Markers for allelic variation in the first intron of VRN-A1. PCR products were amplified by primer pairs Ex1/C/F and Intr1/A/R3 (A) and Intr1/C/F and Intr1/AB/R (B) for detecting presence and absence of the large deletion in the first intron of VRN-A1, respectively. Lanes: M = size standard; L = Lebsock; P = PI 94749; VA and va are DH lines carrying dominant and recessive VRN-A1, respectively. Arrows indicate the expected size of the products.

Figure 3

Markers for allelic variation in VRN-B1. PCR products were amplified by primer pairs VRNBPF1 and VRNBPR1 (A), VRNBPF3 and VRNBPR1 (B), and VRNBPF1 and VBINSR1 (C). Lanes: M = size standard; L = Lebsock; P = PI 94749; VB and vb are DH lines carrying dominant and recessive VRN-B1, respectively.
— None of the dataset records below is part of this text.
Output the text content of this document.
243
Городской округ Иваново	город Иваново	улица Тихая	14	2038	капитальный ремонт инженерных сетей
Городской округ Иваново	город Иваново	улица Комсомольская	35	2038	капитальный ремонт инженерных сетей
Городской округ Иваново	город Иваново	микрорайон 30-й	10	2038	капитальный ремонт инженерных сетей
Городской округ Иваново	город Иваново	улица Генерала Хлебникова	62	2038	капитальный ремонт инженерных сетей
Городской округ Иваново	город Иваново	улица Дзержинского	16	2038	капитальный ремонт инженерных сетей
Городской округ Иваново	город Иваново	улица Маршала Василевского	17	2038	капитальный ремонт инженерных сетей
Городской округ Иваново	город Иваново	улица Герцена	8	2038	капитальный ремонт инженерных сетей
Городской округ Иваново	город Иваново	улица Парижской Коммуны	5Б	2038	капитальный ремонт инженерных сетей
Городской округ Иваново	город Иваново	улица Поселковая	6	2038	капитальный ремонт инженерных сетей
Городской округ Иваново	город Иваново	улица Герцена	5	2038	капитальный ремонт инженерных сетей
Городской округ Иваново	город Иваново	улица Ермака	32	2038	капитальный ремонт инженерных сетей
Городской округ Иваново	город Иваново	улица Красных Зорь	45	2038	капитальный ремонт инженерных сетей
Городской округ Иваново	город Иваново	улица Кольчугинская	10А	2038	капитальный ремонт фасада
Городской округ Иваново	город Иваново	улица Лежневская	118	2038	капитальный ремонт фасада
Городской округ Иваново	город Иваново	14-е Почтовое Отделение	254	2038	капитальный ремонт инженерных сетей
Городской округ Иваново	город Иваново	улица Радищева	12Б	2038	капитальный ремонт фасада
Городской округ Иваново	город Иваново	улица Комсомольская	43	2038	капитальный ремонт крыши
Arrows indicate the expected polymorphic PCR products.

Figure 4

Position and structure of retrotrans_VRN identified in the dominant Vrn-B1 allele of PI 94749. The aligned sequences were from positions at VRN-box to ATG start codon in PI 94749 (PI) and Lebsock (LB). The VRN-box and CArG-box are framed and shown in blue and pink, respectively. The ATG start codon is underlined. The duplicated target site CTCCG is shown in red with the position of retrotrans_VRN indicated by a red triangle. Positions of the primer binding site (PBS) and polypurine tract (PPT), long terminal repeat (LTR), and the coding region are all indicated. The numbers “−202” and “−101” indicate the start base positions in each line relative to start codon, and “−100” indicates the end base position in each line relative to the start codon. The DNA sequence of the 5.5-kb insertion in the dominant Vrn-B1 allele in PI 94749 is deposited in the EMBL/GenBank Data Libraries under accession no. HQ186251.

Figure 5

Expression of VRN-1 in DH lines derived from the cross between Lebsock and PI 94749. (Upper gel) Image of HinfI-digested cDNA fragments amplified by primers Ex4-5_F1 and Ex8_R1 for separating transcripts of VRN-A1 (313 bp) (indicated by long arrow) and the VRN-B1 (173 bp + 110 bp + 30 bp) (indicated by short arrows). (Lower gel) Actin was expressed at the same level in each of the lines carrying different VRN-1 alleles. Lanes: M = size standard; L = Lebsock; P = PI 94749; vernalized and unvernalized indicates plants with or without cold treatment at 4–6° for six weeks, respectively. VAVB, VAvb, vaVB, and vavb indicate DH lines having genotype of Vrn-A1Vrn-A1Vrn-B1Vrn-B1, Vrn-A1Vrn-A1vrn-B1vrn-B1, vrn-A1vrn-A1Vrn-B1Vrn-B1, and vrn-A1vrn-A1vrn-B1vrn-B1, accordingly. The third and ninth mean leaf samples were taken at the third and ninth leaf stages, respectively.